Jenny, one of the teachers, which is a long-time teacher, with a long history of contemplative practice (probably 40 + years) answered that maybe that wasn't the right question to ask, that maybe one should instead think about how to continue exploring the practice, falling deeper and deeper in love with it, and then slowly, and quite naturally opportunities to share it would appear.

About a year ago I started attending a pottery class. When I've been showing off my lopsided works in progress many people have asked me: Are you going to start selling them?

It seems these days, that it's hard to do something just for the love of it, without feeling like one has to turn it into a side hustle.

And, as I've discussed earlier, if you want to teach yoga because you love yoga, remember that as a yoga teacher you may end of spending way more time doing really boring stuff, like bookkeeping, social media updates and bill paying, than yoga. You're likely to spend more time in front of a screen than in front of yoga students. And also, teaching yoga is very different from practicing yoga.

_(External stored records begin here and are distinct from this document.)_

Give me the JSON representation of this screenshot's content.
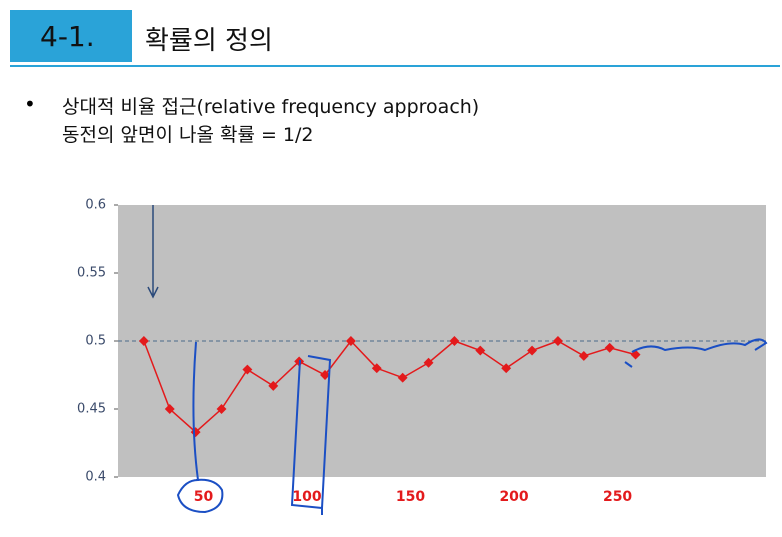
{
  "header": {
    "number": "4-1.",
    "title": "확률의 정의"
  },
  "bullets": [
    "상대적 비율 접근(relative frequency approach)",
    "동전의 앞면이 나올 확률 = 1/2"
  ],
  "chart_data": {
    "type": "line",
    "x": [
      12.5,
      25,
      37.5,
      50,
      62.5,
      75,
      87.5,
      100,
      112.5,
      125,
      137.5,
      150,
      162.5,
      175,
      187.5,
      200,
      212.5,
      225,
      237.5,
      250
    ],
    "series": [
      {
        "color": "#e31a1c",
        "values": [
          0.5,
          0.45,
          0.433,
          0.45,
          0.479,
          0.467,
          0.485,
          0.475,
          0.5,
          0.48,
          0.473,
          0.484,
          0.5,
          0.493,
          0.48,
          0.493,
          0.5,
          0.489,
          0.495,
          0.49
        ]
      }
    ],
    "xlim": [
      0,
      313
    ],
    "xticks": [
      50,
      100,
      150,
      200,
      250
    ],
    "ylim": [
      0.4,
      0.6
    ],
    "yticks": [
      0.4,
      0.45,
      0.5,
      0.55,
      0.6
    ],
    "reference_line": 0.5
  }
}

Now I have another question for you. When you say you want to be a yoga teacher, do you mean you want to be a yoga asana teacher? This is how we tend to see the whole of yoga these days, as an exercise routine that also makes us calm. I find this deeply problematic. Exercise is super duper important. Becoming calm is a good thing. But yoga is so much bigger than that, and has so much more to offer than exercise and calm.

Even Hatha yoga ( the physical part of yoga, which yes would include modern styles like vinyasa, ashtanga, jivamukti, yin etc) was not intended for strengthening and stretching, but to work on the more subtle part of the body, the energy body, the pranamaya kosha. This part of our body can't be seen, at least not in the same way as our flesh and blood body. But we feel it, in ourselves and others. And asana is meant to clear blockages, and let the energy move through us.

And furthermore, hatha yoga is a small part of the entire system of yoga and all the contradicting streams, traditions and lineages within it. Definitely not something that can be learned in 200 hours. A lot of the stuff is also experiential. meaning, it's not theory to be studied in a book, but practices to explore again and again and again, until one gets the hang of it. And then, maybe we can think about sharing them.

Of course, that's not how it went for me. I, like most people, fell in love with yoga asana, or maybe with how I felt after I'd sweated for 90 minutes on the mat, and lay, blissed out in savasana, in a room full of other people, having a shared experience. I was born long-limbed and naturally flexible, so I could get into many of the asanas other people in class couldn't. Which meant I started to believe I was quite good at it, which went straight to my head. I would say that I had a bigger need for validation and adoration than the average human.

I had recently turned thirty, I was still waiting tables. And it started to dawn on me I would probably never become the indie rock star I'd moved to New York to be. So prancing around in front of a room full of people, pretzeling my body into impressive shapes seemed like a consolation price. Of course this is not how I reasoned in my conscious mind back in 2006 when I decided to use up my tiny savings to attend a 200 hour YTT course. And naturally, as a failed rock star (and with a theatre background) I was more comfortable leading a class than many of my classmates, I got a lot of praise from my teachers, which made me feel pretty confident that I was ready to stun the yoga world with my amazing classes.

Of course, there's a part of me that always was interested in the big metaphysical questions that yoga tries to answer. I am extremely curious. And I've always wondered about the meaning of life. And about what happens after life. I've never felt that the Big Bang theory explained much. And the idea of black holes in the universe scared the living shit out of me.

Now, looking back at almost sixteen years of teaching yoga and nearly twenty-five of practicing, I see that the biggest part of my 'career' (if you can call it that) I spent teaching exercise. And even though I love exercise, I do feel slightly ashamed about this. Because I don't think that's what I should have done with my life.

I'm trying to change that now.

So you want to become a yoga teacher?